Terus, setelah pensiun ia mau ngapain? Ia akan menekuni bisnis telur secara penuh-waktu, di mana bisnis ini  telah ia rintis berapa tahun belakangan. Ia berani mengambil pensiun dini karena penghasilan sebulan dari bisnis telurnya sudah melebihi jumlah gaji yang ia terima sebagai karyawan.

~oOo~

Teman kedua yang mengambil pensiun dini adalah Ed, seorang teman yang pernah saya tulis di artikel Maafkan saya, Kapten! Ia datang ke kantor saya di suatu sore membawa kabar kalau ia jadi keluar dari perusahaan A. Sebelumnya ia pernah bercerita memang ingin keluar dari perusahaan tersebut untuk menggeluti usaha bersama temannya. Ia tetap keluar dari perusahaan tersebut meskipun diiming-imingi diangkat jadi salah satu direktur di perusahaan tersebut.

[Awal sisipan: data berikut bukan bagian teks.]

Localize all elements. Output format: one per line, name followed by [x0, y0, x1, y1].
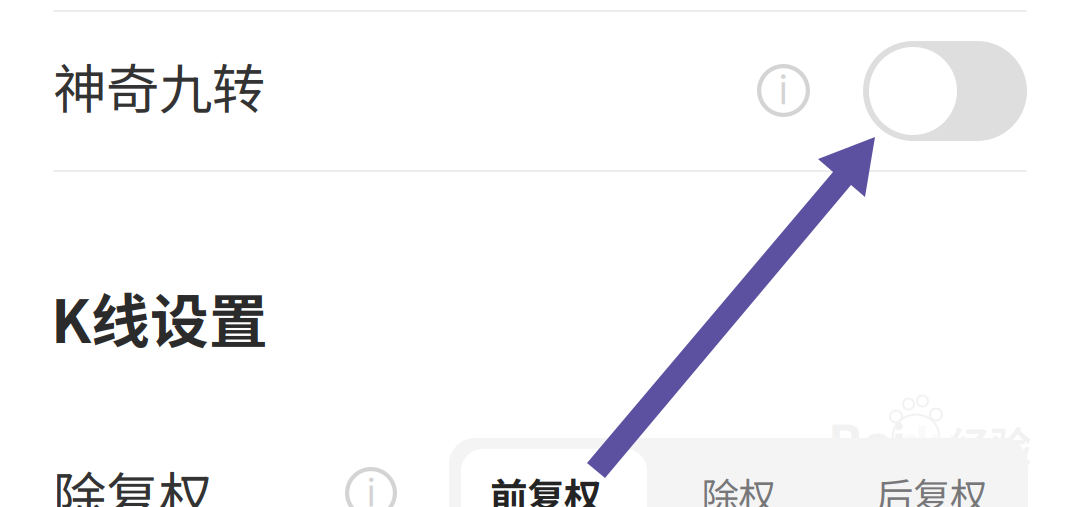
staticText: Bai: [829, 412, 906, 474]
staticText: 经验: [949, 414, 1031, 474]
staticText: 前复权: [490, 467, 601, 507]
button[interactable]: 前复权: [449, 434, 642, 507]
staticText: i: [779, 65, 788, 114]
staticText: K线设置: [51, 275, 268, 360]
staticText: 后复权: [876, 467, 987, 507]
staticText: 除复权: [53, 455, 212, 507]
staticText: i: [367, 468, 375, 507]
staticText: jingyan.baidu.com: [829, 452, 1017, 507]
button[interactable]: 关于除复权: [345, 467, 397, 507]
staticText: du: [897, 414, 961, 475]
staticText: 神奇九转: [53, 47, 265, 124]
button[interactable]: 神奇九转: [0, 12, 1080, 170]
button[interactable]: 除权: [642, 434, 835, 507]
staticText: 除权: [702, 467, 776, 507]
button[interactable]: 后复权: [835, 434, 1028, 507]
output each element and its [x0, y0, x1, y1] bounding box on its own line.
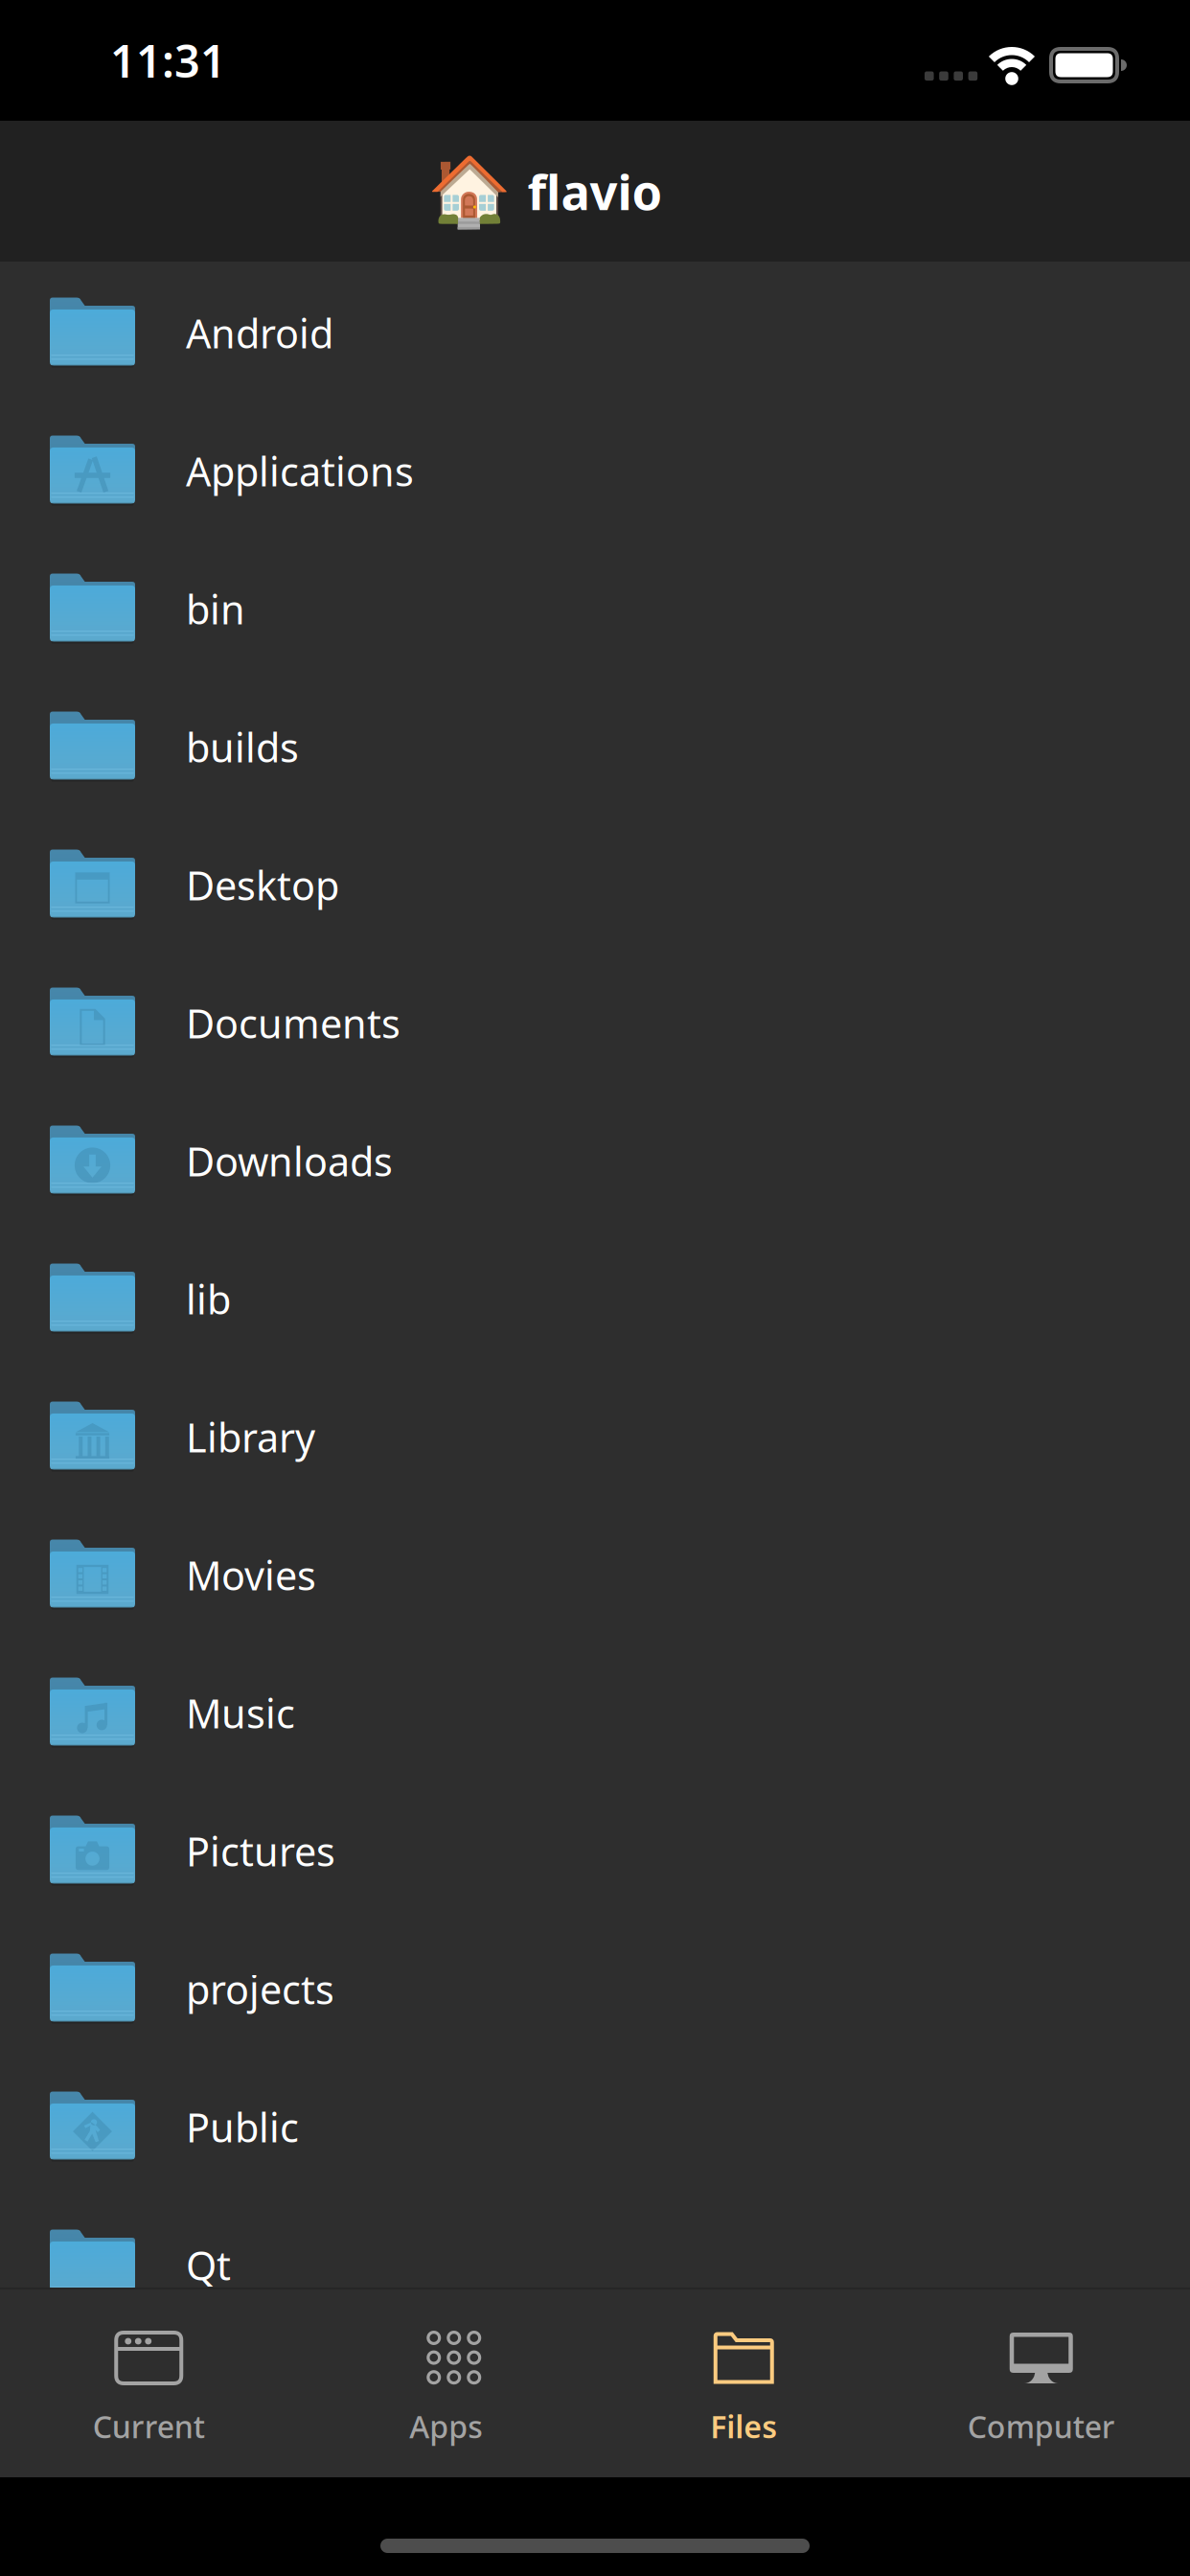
button[interactable]: bin — [0, 538, 1190, 676]
staticText: Movies — [186, 1549, 316, 1601]
staticText: Music — [186, 1687, 295, 1739]
staticText: Computer — [968, 2406, 1115, 2447]
button[interactable]: Music — [0, 1642, 1190, 1780]
button[interactable]: Pictures — [0, 1780, 1190, 1918]
staticText: bin — [186, 583, 245, 635]
button[interactable]: Movies — [0, 1504, 1190, 1642]
staticText: Documents — [186, 997, 400, 1049]
staticText: Apps — [409, 2406, 483, 2447]
staticText: Current — [93, 2406, 205, 2447]
staticText: Public — [186, 2101, 299, 2153]
staticText: Applications — [186, 445, 414, 497]
staticText: Files — [710, 2406, 777, 2447]
button[interactable]: builds — [0, 676, 1190, 814]
button[interactable]: Applications — [0, 400, 1190, 538]
staticText: Android — [186, 307, 333, 359]
staticText: Qt — [186, 2239, 231, 2291]
button[interactable]: Files — [595, 2288, 892, 2477]
button[interactable]: Current — [0, 2288, 298, 2477]
staticText: 11:31 — [110, 31, 226, 90]
button[interactable]: projects — [0, 1918, 1190, 2056]
button[interactable]: Qt — [0, 2194, 1190, 2332]
button[interactable]: Documents — [0, 952, 1190, 1090]
button[interactable]: Apps — [298, 2288, 595, 2477]
staticText: Pictures — [186, 1825, 335, 1877]
staticText: Downloads — [186, 1135, 393, 1187]
staticText: flavio — [527, 159, 663, 223]
staticText: 🏠 — [427, 152, 512, 230]
button[interactable]: Android — [0, 262, 1190, 400]
staticText: Library — [186, 1411, 315, 1463]
button[interactable]: Library — [0, 1366, 1190, 1504]
button[interactable]: Desktop — [0, 814, 1190, 952]
staticText: lib — [186, 1273, 231, 1325]
button[interactable]: Public — [0, 2056, 1190, 2194]
button[interactable]: Downloads — [0, 1090, 1190, 1228]
staticText: Desktop — [186, 859, 339, 911]
staticText: builds — [186, 721, 299, 773]
button[interactable]: lib — [0, 1228, 1190, 1366]
button[interactable]: Computer — [892, 2288, 1190, 2477]
staticText: projects — [186, 1963, 334, 2015]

Teman saya ini berbisnis obat-obatan dengan membuka apotik. Ia benar-benar mulai dari nol. Katanya, ia sekarang sedang rajin-rajinnya menghafal nama-nama obat dan kegunaannya. Lokasi apotiknya memang sangat strategis, baru buka beberapa hari kok sudah banyak yang datang.

~oOo~

Semalam, kawan yang lain yang mengambil pensiun dini tiga tahun lalu mengirimkan SMS. Isinya: apa kabr mas? aku lagi ada bisnis baru nih, sampeyan mau ga ikut menyertakn modal?

Bisnis yang digeluti kawan yang satu ini sangat beragam: pemasok kain majun ke pabrik-pabrik, jadi EO untuk pentas keliling promosi rokok, rental mobil, kosan rumah petak (sekarang sudah punya 34 pintu), lapangan futsal, londre kiloan, atawa sesekali jadi calo tanah.

Saya penasaran dengan membalas SMS-nya: bisnis opo maneh kiye? Jawaban SMS-nya kemudian, membuat saya mengerutkan kening.

Ia sedang membangun penitipan motor di pinggiran tol untuk melayani para komuter yang bekerja ke Jakarta yang kalau ke tempat kerja mereka naik bus AKAP.

~oOo~

Cerita di atas semuanya tentang kisah sukses para pensiunan dini. Mereka berani mengambil keputusan untuk melompat ke kuadran B. Mungkin sebentar lagi salah satu dari mereka pindah ke kuadran I.

Dalam tiga tahun mendatang apakah saya akan berani mengambil keputusan untuk pensiun dini?